With new changes to Australia’s corporate insolvency laws coming into effect next month, it is important to be aware of the salient features of these changes and some of the reasons why they’re occurring.
What is actually happening?
Two sets of law reforms are beginning to take shape, the first being the Insolvency Law Reform Act 2016 commencing in March and the reforms outlined in the National Innovation and Science Agenda (NISA) “Improving bankruptcy and insolvency laws” proposals paper.
The first act contains a number of extra regulations and rules for creditors and liquidators, helping to reshape administrative procedures in the insolvency industry. Including increasing ASIC’s ability to regulate corporate insolvency and augmenting the standing of creditors when interacting with insolvency practitioners.
The second proposal was created April 2016 and gave members of the public to submit modifications to the proposal. Three major changes are outlined:
- Decreases the default bankruptcy period to one year from three years.
- Established a ‘safe harbour’ for directors from personal liability for insolvent trading is the company is restructuring.

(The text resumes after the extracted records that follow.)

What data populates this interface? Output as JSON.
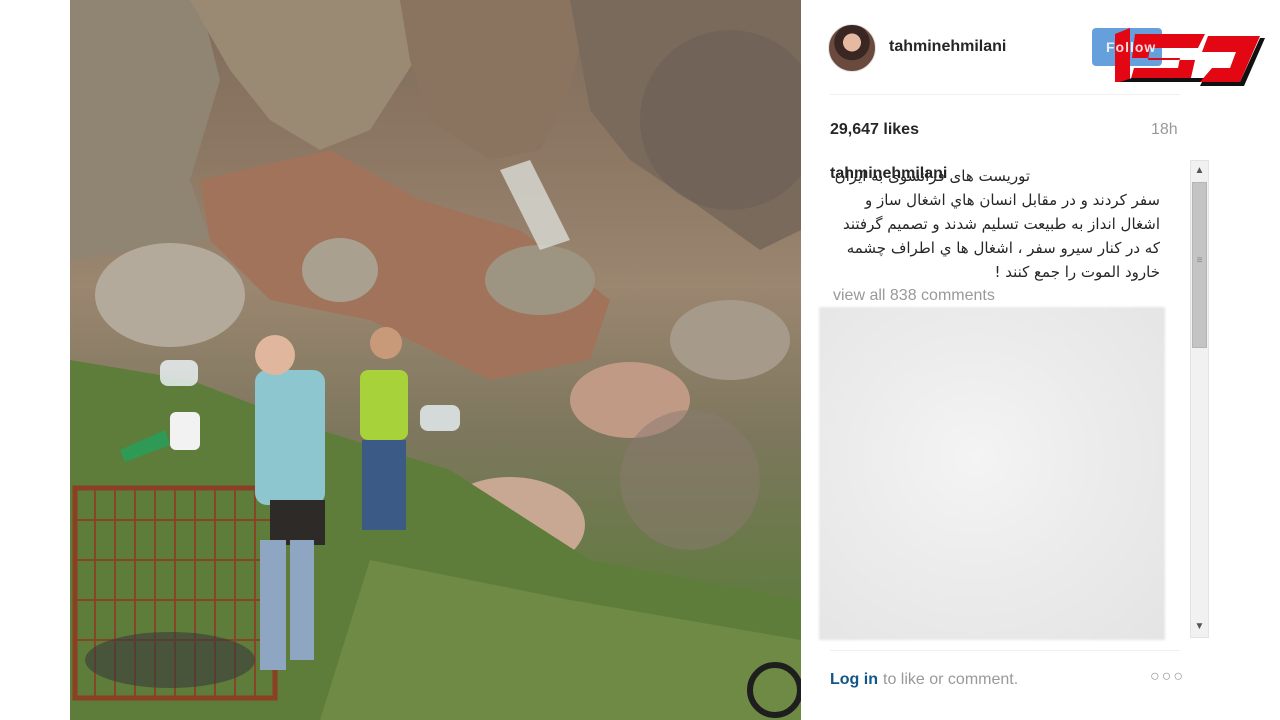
{
  "post": {
    "username": "tahminehmilani",
    "likes": "29,647 likes",
    "time": "18h",
    "caption_user": "tahminehmilani",
    "caption_text": "توریست های فرانسوی به ایران سفر کردند و در مقابل انسان هاي اشغال ساز و اشغال انداز به طبیعت تسلیم شدند و تصمیم گرفتند که در کنار سیرو سفر ، اشغال ها ي اطراف چشمه خارود الموت را جمع کنند !",
    "view_comments": "view all 838 comments"
  },
  "footer": {
    "login_link": "Log in",
    "login_rest": "to like or comment.",
    "more_icon": "more-options-icon"
  },
  "logo": {
    "word": "Follow"
  },
  "colors": {
    "link": "#125688",
    "muted": "#999999",
    "text": "#262626",
    "logo_red": "#e30613",
    "logo_black": "#111111"
  }
}
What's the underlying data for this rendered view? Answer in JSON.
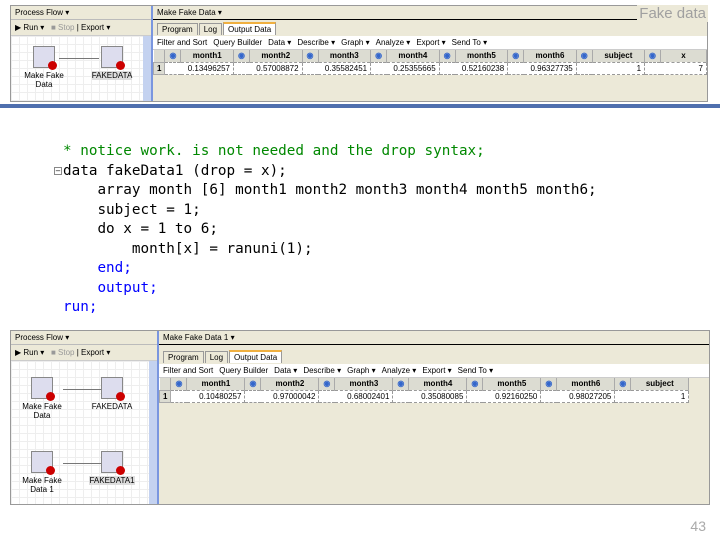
{
  "slide_title": "Fake data",
  "page_number": "43",
  "top_shot": {
    "process_flow": {
      "title": "Process Flow ▾",
      "toolbar": [
        "▶ Run ▾",
        "■ Stop",
        "Export ▾"
      ],
      "nodes": [
        {
          "label": "Make Fake Data"
        },
        {
          "label": "FAKEDATA"
        }
      ]
    },
    "main": {
      "title": "Make Fake Data ▾",
      "tabs": [
        "Program",
        "Log",
        "Output Data"
      ],
      "toolbar": [
        "Filter and Sort",
        "Query Builder",
        "Data ▾",
        "Describe ▾",
        "Graph ▾",
        "Analyze ▾",
        "Export ▾",
        "Send To ▾"
      ],
      "columns": [
        "month1",
        "month2",
        "month3",
        "month4",
        "month5",
        "month6",
        "subject",
        "x"
      ],
      "rows": [
        {
          "n": "1",
          "cells": [
            "0.13496257",
            "0.57008872",
            "0.35582451",
            "0.25355665",
            "0.52160238",
            "0.96327735",
            "1",
            "7"
          ]
        }
      ]
    }
  },
  "code": {
    "lines": [
      "* notice work. is not needed and the drop syntax;",
      "data fakeData1 (drop = x);",
      "array month [6] month1 month2 month3 month4 month5 month6;",
      "subject = 1;",
      "do x = 1 to 6;",
      "month[x] = ranuni(1);",
      "end;",
      "output;",
      "run;"
    ]
  },
  "bottom_shot": {
    "process_flow": {
      "title": "Process Flow ▾",
      "toolbar": [
        "▶ Run ▾",
        "■ Stop",
        "Export ▾"
      ],
      "nodes": [
        {
          "label": "Make Fake Data"
        },
        {
          "label": "FAKEDATA"
        },
        {
          "label": "Make Fake Data 1"
        },
        {
          "label": "FAKEDATA1"
        }
      ]
    },
    "main": {
      "title": "Make Fake Data 1 ▾",
      "tabs": [
        "Program",
        "Log",
        "Output Data"
      ],
      "toolbar": [
        "Filter and Sort",
        "Query Builder",
        "Data ▾",
        "Describe ▾",
        "Graph ▾",
        "Analyze ▾",
        "Export ▾",
        "Send To ▾"
      ],
      "columns": [
        "month1",
        "month2",
        "month3",
        "month4",
        "month5",
        "month6",
        "subject"
      ],
      "rows": [
        {
          "n": "1",
          "cells": [
            "0.10480257",
            "0.97000042",
            "0.68002401",
            "0.35080085",
            "0.92160250",
            "0.98027205",
            "1"
          ]
        }
      ]
    }
  }
}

- Ensuring ‘ipso facto’ clauses unenforceable if a company is undertaking a restructure.
The NISA made these proposals due to the need to “to encourage Australians to take a risk, leave behind the fear of failure and be more innovative and ambitious.” Citing the fact that, “Concerns over inadvertent breaches of insolvent trading laws are frequently cited as a reason early stage investors are reluctant to get involved in a startup. Our current insolvency laws put too much focus on penalising and stigmatising the failures, so we’re making some changes to those laws.”
Overall, it will be interesting to see how the incoming reforms are going to effect corporate restructuring and voluntary liquidation with the ultimate aim of maintaining the fine balance of entrepreneurship and accountability.